The Gate for the Sheep

26 April 2026
By Revd Prince Devanandan

Acts 2:42–47; 1 Peter 2:19–25; John 10:1–10

Last Sunday, we noted that the heart of our faith is this: we believe not because we see, but because Christ meets us in the Word, in conversation, and in the breaking of bread. This Sunday we move from the appearance of the risen Jesus to an image of Jesus as the gate. This conversation follows immediately after the healing of the man born blind. 

Jesus uses the metaphor of a gate for the sheep, but they did not understand. How can a person be a gate for sheep? It is not only the Pharisees and the community around Jesus; even we may find it hard to grasp. 

Jesus speaks to people who act as gatekeepers— “the establishment.” They elevate themselves as the worthy ones, while others are deemed unworthy. We can find this attitude not only in Israel’s religious community, but also in churches and communities today. Jesus likens such gatekeepers to thieves, bandits, and strangers wandering among God’s sheepfolds. 

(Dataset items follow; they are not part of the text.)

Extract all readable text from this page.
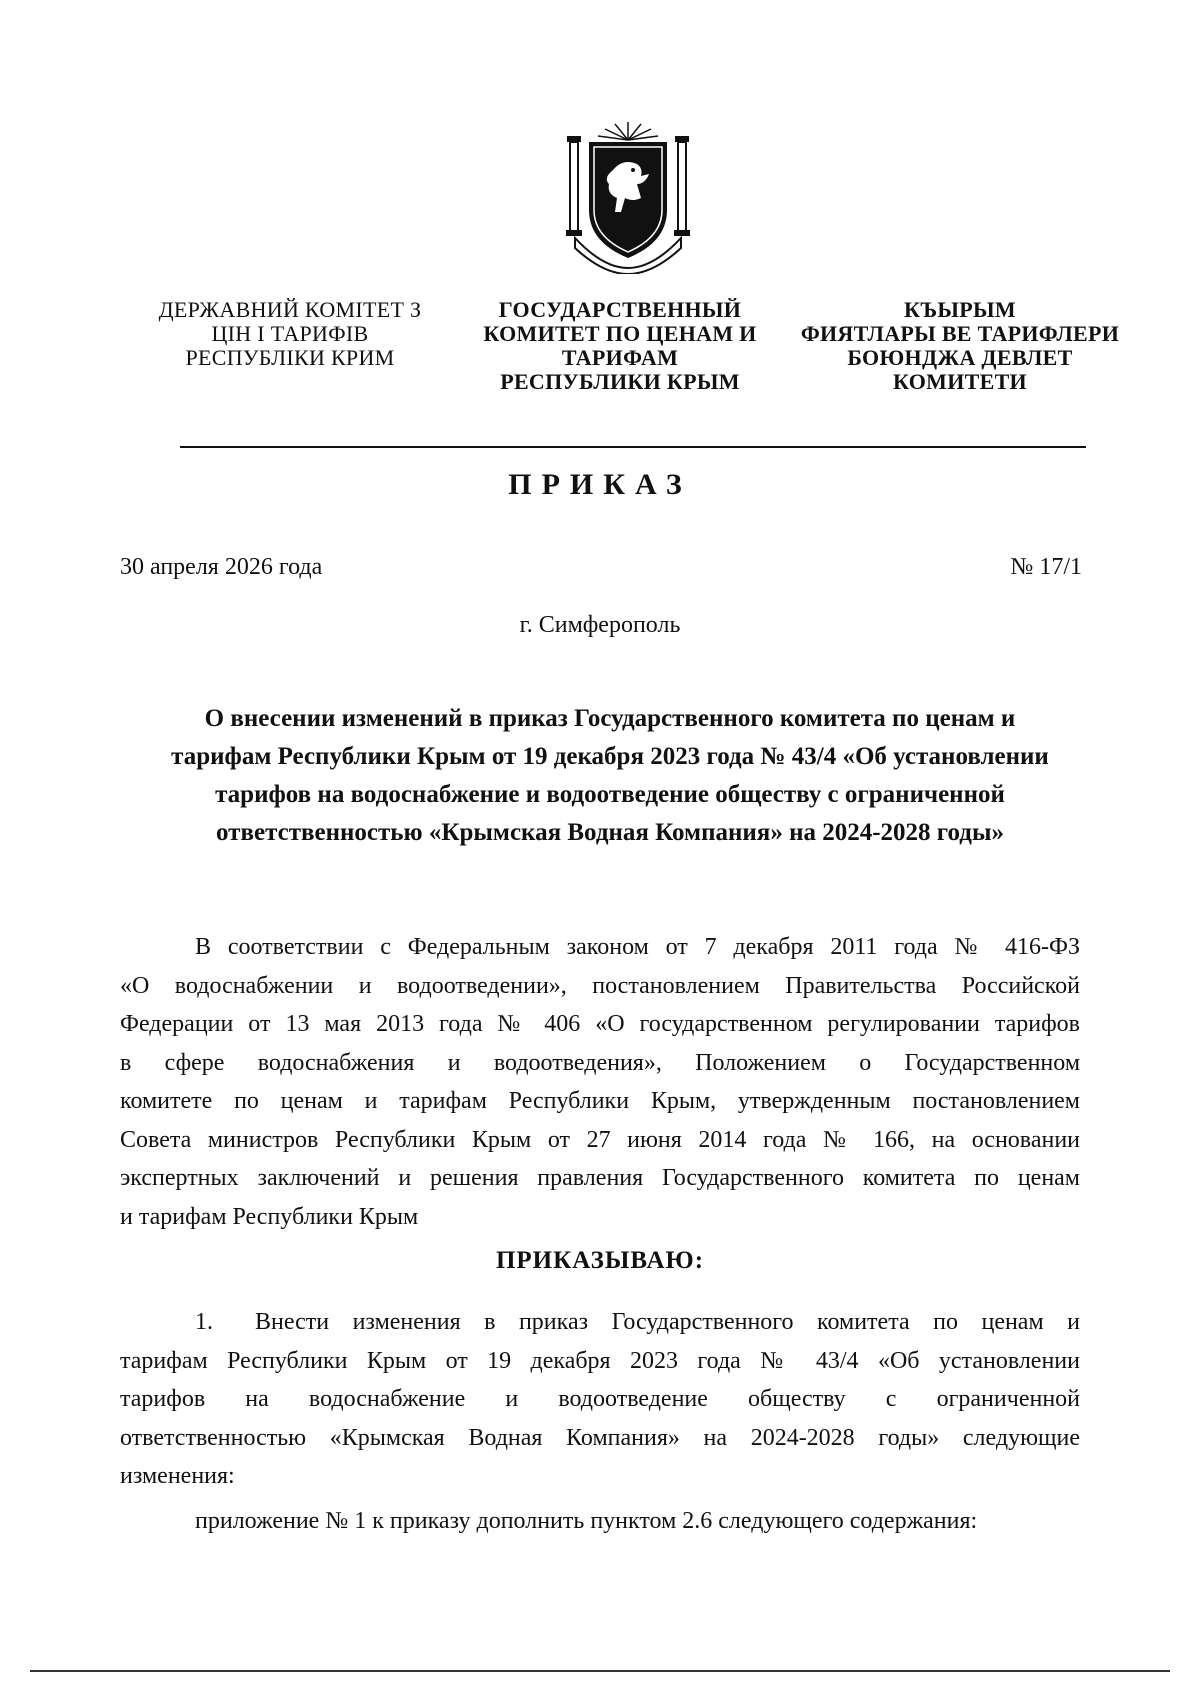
ДЕРЖАВНИЙ КОМІТЕТ З
ЦІН І ТАРИФІВ
РЕСПУБЛІКИ КРИМ
ГОСУДАРСТВЕННЫЙ
КОМИТЕТ ПО ЦЕНАМ И
ТАРИФАМ
РЕСПУБЛИКИ КРЫМ
КЪЫРЫМ
ФИЯТЛАРЫ ВЕ ТАРИФЛЕРИ
БОЮНДЖА ДЕВЛЕТ
КОМИТЕТИ
ПРИКАЗ
30 апреля 2026 года	№ 17/1
г. Симферополь
О внесении изменений в приказ Государственного комитета по ценам и
тарифам Республики Крым от 19 декабря 2023 года № 43/4 «Об установлении
тарифов на водоснабжение и водоотведение обществу с ограниченной
ответственностью «Крымская Водная Компания» на 2024-2028 годы»
В соответствии с Федеральным законом от 7 декабря 2011 года № 416-ФЗ
«О водоснабжении и водоотведении», постановлением Правительства Российской
Федерации от 13 мая 2013 года № 406 «О государственном регулировании тарифов
в сфере водоснабжения и водоотведения», Положением о Государственном
комитете по ценам и тарифам Республики Крым, утвержденным постановлением
Совета министров Республики Крым от 27 июня 2014 года № 166, на основании
экспертных заключений и решения правления Государственного комитета по ценам
и тарифам Республики Крым
ПРИКАЗЫВАЮ:
1. Внести изменения в приказ Государственного комитета по ценам и
тарифам Республики Крым от 19 декабря 2023 года № 43/4 «Об установлении
тарифов на водоснабжение и водоотведение обществу с ограниченной
ответственностью «Крымская Водная Компания» на 2024-2028 годы» следующие
изменения:
приложение № 1 к приказу дополнить пунктом 2.6 следующего содержания:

Jesus continues to address the Pharisees who questioned the healing of the blind man. They cannot see the truth of the miracle—perhaps because they do not want to see the transformed man whose sight is now restored. These gatekeepers are not glad for the healing. They are more concerned with protecting religious tradition and their role as God’s mediators. They do not care about doing good and ensuring life for a person. Jesus challenges the roles they have given themselves. He crosses their boundaries to assure abundant life. 

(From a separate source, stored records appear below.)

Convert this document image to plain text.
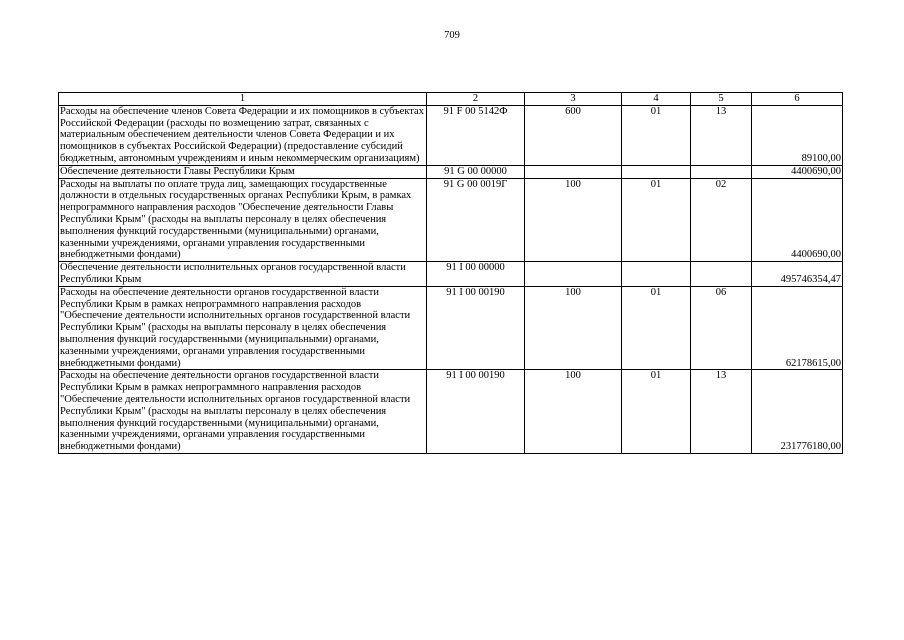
709
1	2	3	4	5	6
Расходы на обеспечение членов Совета Федерации и их помощников в субъектах Российской Федерации (расходы по возмещению затрат, связанных с материальным обеспечением деятельности членов Совета Федерации и их помощников в субъектах Российской Федерации) (предоставление субсидий бюджетным, автономным учреждениям и иным некоммерческим организациям)	91 F 00 5142Ф	600	01	13	89100,00
Обеспечение деятельности Главы Республики Крым	91 G 00 00000				4400690,00
Расходы на выплаты по оплате труда лиц, замещающих государственные должности в отдельных государственных органах Республики Крым, в рамках непрограммного направления расходов "Обеспечение деятельности Главы Республики Крым" (расходы на выплаты персоналу в целях обеспечения выполнения функций государственными (муниципальными) органами, казенными учреждениями, органами управления государственными внебюджетными фондами)	91 G 00 0019Г	100	01	02	4400690,00
Обеспечение деятельности исполнительных органов государственной власти Республики Крым	91 I 00 00000				495746354,47
Расходы на обеспечение деятельности органов государственной власти Республики Крым в рамках непрограммного направления расходов "Обеспечение деятельности исполнительных органов государственной власти Республики Крым" (расходы на выплаты персоналу в целях обеспечения выполнения функций государственными (муниципальными) органами, казенными учреждениями, органами управления государственными внебюджетными фондами)	91 I 00 00190	100	01	06	62178615,00
Расходы на обеспечение деятельности органов государственной власти Республики Крым в рамках непрограммного направления расходов "Обеспечение деятельности исполнительных органов государственной власти Республики Крым" (расходы на выплаты персоналу в целях обеспечения выполнения функций государственными (муниципальными) органами, казенными учреждениями, органами управления государственными внебюджетными фондами)	91 I 00 00190	100	01	13	231776180,00
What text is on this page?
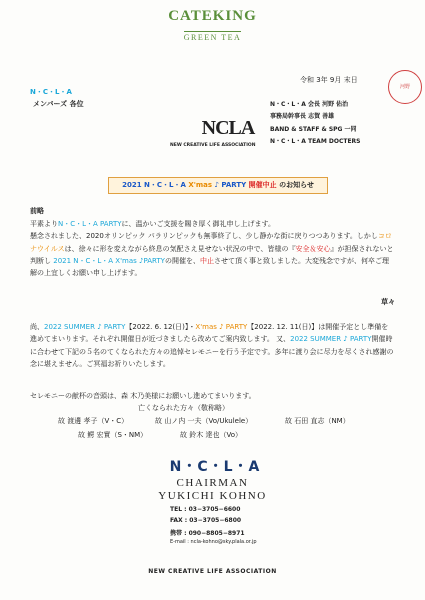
CATEKING
GREEN TEA
令和 3年 9月 末日
河野
N・C・L・A
メンバーズ 各位	N・C・L・A 会長 河野 佑治
事務局幹事長 志賀 善雄
BAND & STAFF & SPG 一同
N・C・L・A TEAM DOCTERS
NCLA
NEW CREATIVE LIFE ASSOCIATION
2021 N・C・L・A X'mas ♪ PARTY 開催中止 のお知らせ
前略
平素よりN・C・L・A PARTYに、温かいご支援を賜き厚く御礼申し上げます。
懸念されました、2020オリンピック パラリンピックも無事終了し、少し静かな街に戻りつつあります。しかしコロナウイルスは、徐々に形を変えながら終息の気配さえ見せない状況の中で、皆様の『安全＆安心』が担保されないと判断し 2021 N・C・L・A X'mas ♪PARTYの開催を、中止させて頂く事と致しました。大変残念ですが、何卒ご理解の上宜しくお願い申し上げます。
草々
尚、2022 SUMMER ♪ PARTY【2022. 6. 12(日)】・X'mas ♪ PARTY【2022. 12. 11(日)】は開催予定とし準備を進めてまいります。それぞれ開催日が近づきましたら改めてご案内致します。 又、2022 SUMMER ♪ PARTY開催時に合わせて下記の５名のてくなられた方々の追悼セレモニーを行う予定です。多年に渡り会に尽力を尽くされ感謝の念に堪えません。ご冥福お祈りいたします。
セレモニーの献杯の音頭は、森 木乃美様にお願いし進めてまいります。
亡くなられた方々（敬称略）
故 渡邊 孝子（V・C）	故 山ノ内 一夫（Vo/Ukulele）	故 石田 直志（NM）
故 鰐 宏實（S・NM）	故 鈴木 達也（Vo）
N・C・L・A
CHAIRMAN
YUKICHI KOHNO
TEL : 03−3705−6600
FAX : 03−3705−6800
携帯 : 090−8805−8971
E-mail : ncla-kohno@sky.plala.or.jp
NEW CREATIVE LIFE ASSOCIATION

The character of the abundant life is in the early Christian community. “All who believed were together and had all things in common; they would sell their possessions and goods and distribute the proceeds to all, as any had need.” 

More people stop listening to the gatekeepers and listen to Jesus instead. The Messiah is here, calling people out of this system and into a new identity and way of life—one marked by freedom. “I am the gate. Whoever enters by me will be saved and will come in and go out and find pasture.” 

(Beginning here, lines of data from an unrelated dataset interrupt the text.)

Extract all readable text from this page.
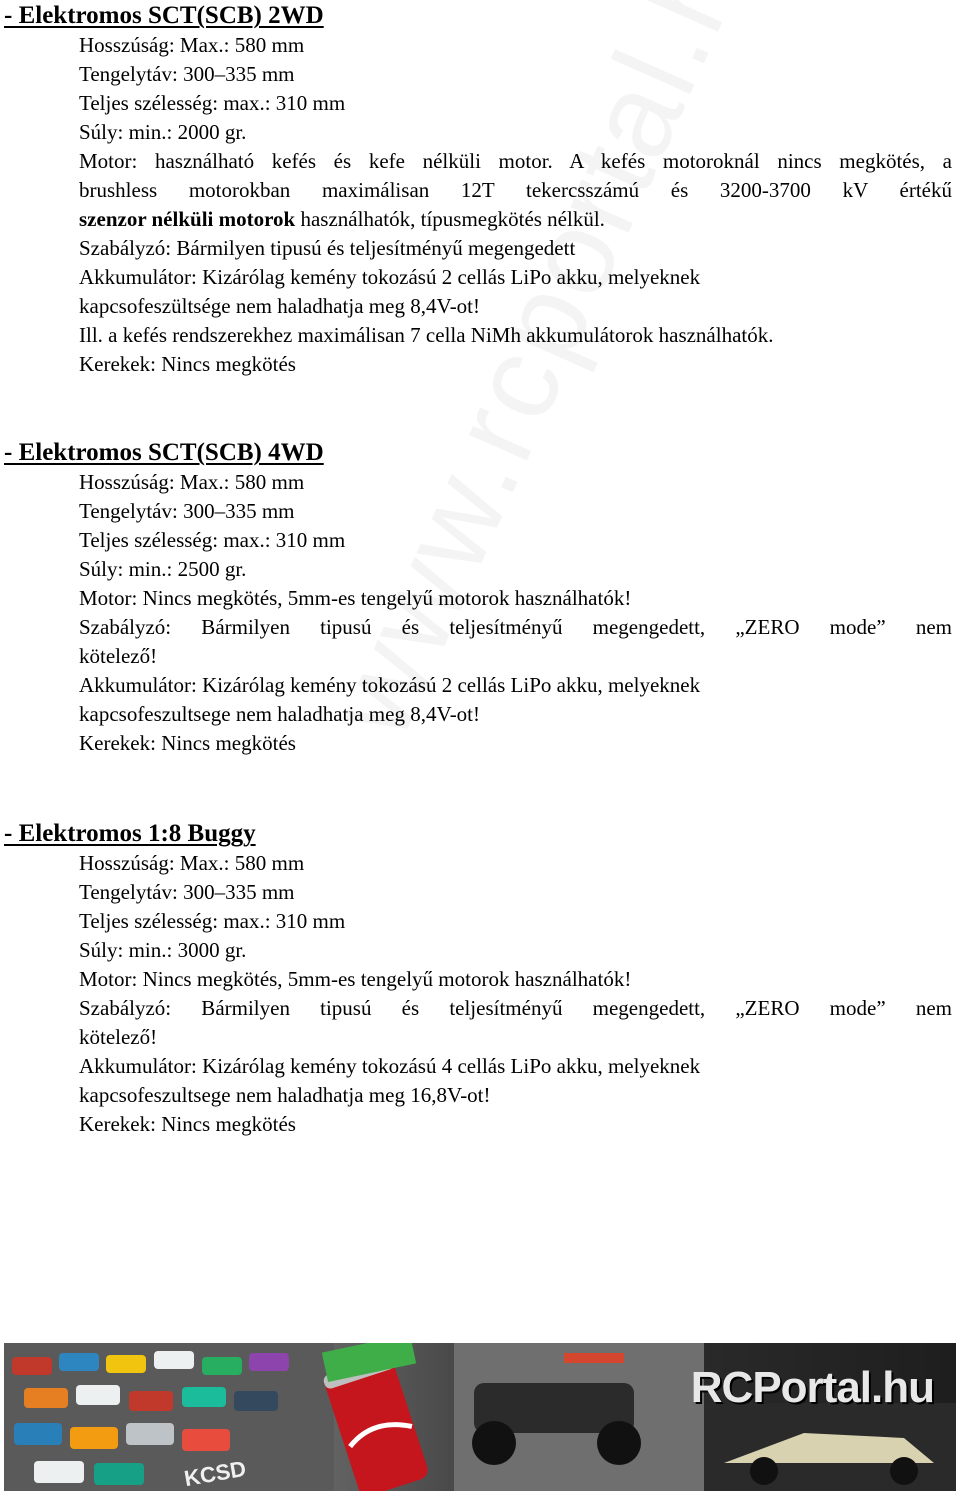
- Elektromos SCT(SCB) 2WD
Hosszúság: Max.: 580 mm
Tengelytáv: 300–335 mm
Teljes szélesség: max.: 310 mm
Súly: min.: 2000 gr.
Motor: használható kefés és kefe nélküli motor. A kefés motoroknál nincs megkötés, a
brushless motorokban maximálisan 12T tekercsszámú és 3200-3700 kV értékű
szenzor nélküli motorok használhatók, típusmegkötés nélkül.
Szabályzó: Bármilyen tipusú és teljesítményű megengedett
Akkumulátor: Kizárólag kemény tokozású 2 cellás LiPo akku, melyeknek
kapcsofeszültsége nem haladhatja meg 8,4V-ot!
Ill. a kefés rendszerekhez maximálisan 7 cella NiMh akkumulátorok használhatók.
Kerekek: Nincs megkötés
- Elektromos SCT(SCB) 4WD
Hosszúság: Max.: 580 mm
Tengelytáv: 300–335 mm
Teljes szélesség: max.: 310 mm
Súly: min.: 2500 gr.
Motor: Nincs megkötés, 5mm-es tengelyű motorok használhatók!
Szabályzó: Bármilyen tipusú és teljesítményű megengedett, „ZERO mode” nem
kötelező!
Akkumulátor: Kizárólag kemény tokozású 2 cellás LiPo akku, melyeknek
kapcsofeszultsege nem haladhatja meg 8,4V-ot!
Kerekek: Nincs megkötés
- Elektromos 1:8 Buggy
Hosszúság: Max.: 580 mm
Tengelytáv: 300–335 mm
Teljes szélesség: max.: 310 mm
Súly: min.: 3000 gr.
Motor: Nincs megkötés, 5mm-es tengelyű motorok használhatók!
Szabályzó: Bármilyen tipusú és teljesítményű megengedett, „ZERO mode” nem
kötelező!
Akkumulátor: Kizárólag kemény tokozású 4 cellás LiPo akku, melyeknek
kapcsofeszultsege nem haladhatja meg 16,8V-ot!
Kerekek: Nincs megkötés
RCPortal.hu
KCSD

Because of what Jesus does, there is room with him to break the rules for the sake of abundant life. With Jesus as the gate, all of life becomes pasture. David says it in Psalm 23: “The Lord is my shepherd; I shall not want. He makes me lie down in green pastures; he leads me beside still waters.” Jesus reiterates God’s abundance: “I came that they may have life and have it abundantly.” 

What did Jesus mean by saying, “I am the gate for the sheep”? William Barclay, in his commentary on John’s Gospel, offers this picture: many sheepfolds made of stone had no gate, only a narrow entrance. After leading the sheep inside, the shepherd would lie down across the opening—becoming, in effect, the gate. In that way, the shepherd prevented sheep from wandering out and protected them at night from wild animals and thieves. 

This image helps us understand what Jesus is saying. Jesus is the one who lies down as the gate—the one who lays down his very life for those who follow him. 

We are not confined to the walls of a religious community’s gathering place or to any one group’s interpretation of God’s commands. Still, sometimes God uses those spaces to shape us and help us hear God’s voice. The point is this: always keep listening for God—and listening to God. 

In the end, the healed man was kicked out of the synagogue because he didn’t obey the religious authorities. Alternatively, this could be seen as God guiding the unnamed man away—signifying his rejection of the Pharisees’ authority by not adhering to their regulations.  He heard their voice and came to realize it did not belong to the true Shepherd. It didn’t even sound like someone who followed the Shepherd. 

Afterwards, Jesus finds the healed man on the street. The man hears the voice of the one he truly intends to worship and belong to. In a very real—even literal—way, the healed man has been led out by the Good Shepherd, who was his healer, through the Gate and into a new life. 

The healed man has begun to experience the abundant-life pastures into which God, the Shepherd and Gate, leads the sheep. While others try to steal his joy at being healed, Jesus gives him the gift of life and the possibility of abundance. With Jesus, the man’s world gets bigger, not smaller. And that is partly because he came to recognize that what he was hearing from those other gatekeepers was a life too small—too limited, too confined. To stay in that place of fear, he would have had to deny his own true reality and the God who had done good to him. 

The healed man enters the sheepfold of belonging to God as God always intended—through God’s own love and call. His experience points us to the true Gate into God’s sheepfold, and it invites us to enter through hope-filled worship rather than fear.